I've been running with Vibram KSO shoes all this year. I have completed a fair amount of races in them including various 10k's (including one this morning) Eccup 10 mile, Glasgow Half Marathon and a load of Parkruns.

I also have Brooks T7 Racers which I wear now and again when the Vibrams are getting cleaned and also have trail shoes for boggy races.
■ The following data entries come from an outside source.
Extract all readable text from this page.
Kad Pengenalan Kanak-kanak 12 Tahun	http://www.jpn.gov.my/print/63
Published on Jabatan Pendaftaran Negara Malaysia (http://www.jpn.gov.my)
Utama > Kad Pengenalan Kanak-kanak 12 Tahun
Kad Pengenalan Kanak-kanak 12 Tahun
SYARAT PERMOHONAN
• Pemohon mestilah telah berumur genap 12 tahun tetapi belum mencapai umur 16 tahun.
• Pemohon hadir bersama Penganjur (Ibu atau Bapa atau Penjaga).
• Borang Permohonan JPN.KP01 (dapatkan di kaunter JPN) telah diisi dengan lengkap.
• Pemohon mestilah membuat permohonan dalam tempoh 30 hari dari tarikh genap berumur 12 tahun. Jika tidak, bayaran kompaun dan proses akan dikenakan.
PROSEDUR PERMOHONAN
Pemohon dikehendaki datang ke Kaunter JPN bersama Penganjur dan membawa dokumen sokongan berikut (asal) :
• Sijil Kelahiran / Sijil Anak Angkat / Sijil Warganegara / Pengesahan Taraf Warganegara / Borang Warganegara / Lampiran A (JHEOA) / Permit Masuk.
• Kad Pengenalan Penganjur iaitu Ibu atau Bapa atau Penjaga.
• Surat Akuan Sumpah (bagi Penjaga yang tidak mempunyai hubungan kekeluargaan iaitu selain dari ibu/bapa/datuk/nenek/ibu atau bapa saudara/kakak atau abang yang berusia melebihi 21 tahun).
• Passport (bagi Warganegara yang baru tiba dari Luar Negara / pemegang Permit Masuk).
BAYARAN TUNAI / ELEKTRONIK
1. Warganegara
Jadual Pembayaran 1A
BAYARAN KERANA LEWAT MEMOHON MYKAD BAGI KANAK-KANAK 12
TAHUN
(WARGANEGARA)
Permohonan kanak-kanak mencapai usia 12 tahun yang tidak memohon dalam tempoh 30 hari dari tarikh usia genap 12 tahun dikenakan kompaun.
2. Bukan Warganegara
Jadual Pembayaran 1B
Here's my analysis anyway:

Pros

  • They have removed all of my ITB problems on longer runs by improving my form and stopping me striking on the backfoot when fatigued.
  • I am a more efficient and quicker runner on any running shoe due to the improved form.
  • Light and comfortable
  • You get some interesting looks and shouts from crowds
  • As above, great conversation starter although this may be a con if I'm being referred to as "the barefoot weirdo" who knows
  • Uphill running is far more efficient, I took over so many people this morning on the steep hills
  • The rubber sole is very strong and will stop you getting sole punctures from glass & other rubbish

Cons

  • They are expensive, I will be shopping around for my next pair. In fact I clicked this thread in the hope to find a decent alternative
  • ITB problems have been replaced by blisters and calf strains
  • Downhills after 8 miles of long races especially in the heat are painful due to rubbing, although this may be that mine are slightly too big
  • Resistance to rain, especially cold rain is very poor
  • They stink, especially after a run in the rain

Advice

  • If you're considering buying a pair I would try before you buy, do not order online. You need to get a good fit or else you may encounter blister or calf problems.  
  • Before buying I would try adding a mile or so of pure barefoot running into the end of your runs, just to get used to the feeling and the shorter stride. This may also be an alternative to buying them if you're just looking to improve your gait.  
  • Build up your calf strength beforehand, you will need it.  
  • Buy some compeed rub or anti chafing gel, you'll need that too.  
  • Leave a month of solitary training and treat that month as if you've just returned from a long serious injury. You will have to build up the mileage and speed slowly as you adapt. After that you'll be ready to compete just as you did before.
  • I wouldn't say they are faster shoes, but they have made me faster, if that makes any sense. I ran the same Parkrun with the VFFs one week and Brooks T7s the next and my times were 3 seconds apart. I have knocked a minute off my 5k time and 3 mins off my 10k & half marathon times since training with VFF.   

Think that covers it  and if anyone could recommend a cheaper, blister free alternative then I'm all ears.

Edited: 30/09/2012 at 15:05
30/09/2012 at 16:19

I prefer my New Balance Minimus to VFFs for running. I use my VFFs for casual stuff and yoga now 

https://encrypted-tbn3.gstatic.com/images?q=tbn:ANd9GcQOpBSHI-kjmQtL9JH8Osq_i77a5oTfsYCaZ2G-sWUG9XEvsBB3FQ

 

01/10/2012 at 08:07
Shanko wrote (see)
  • They stink, especially after a run in the rain

You can just throw them in the washing machine, though.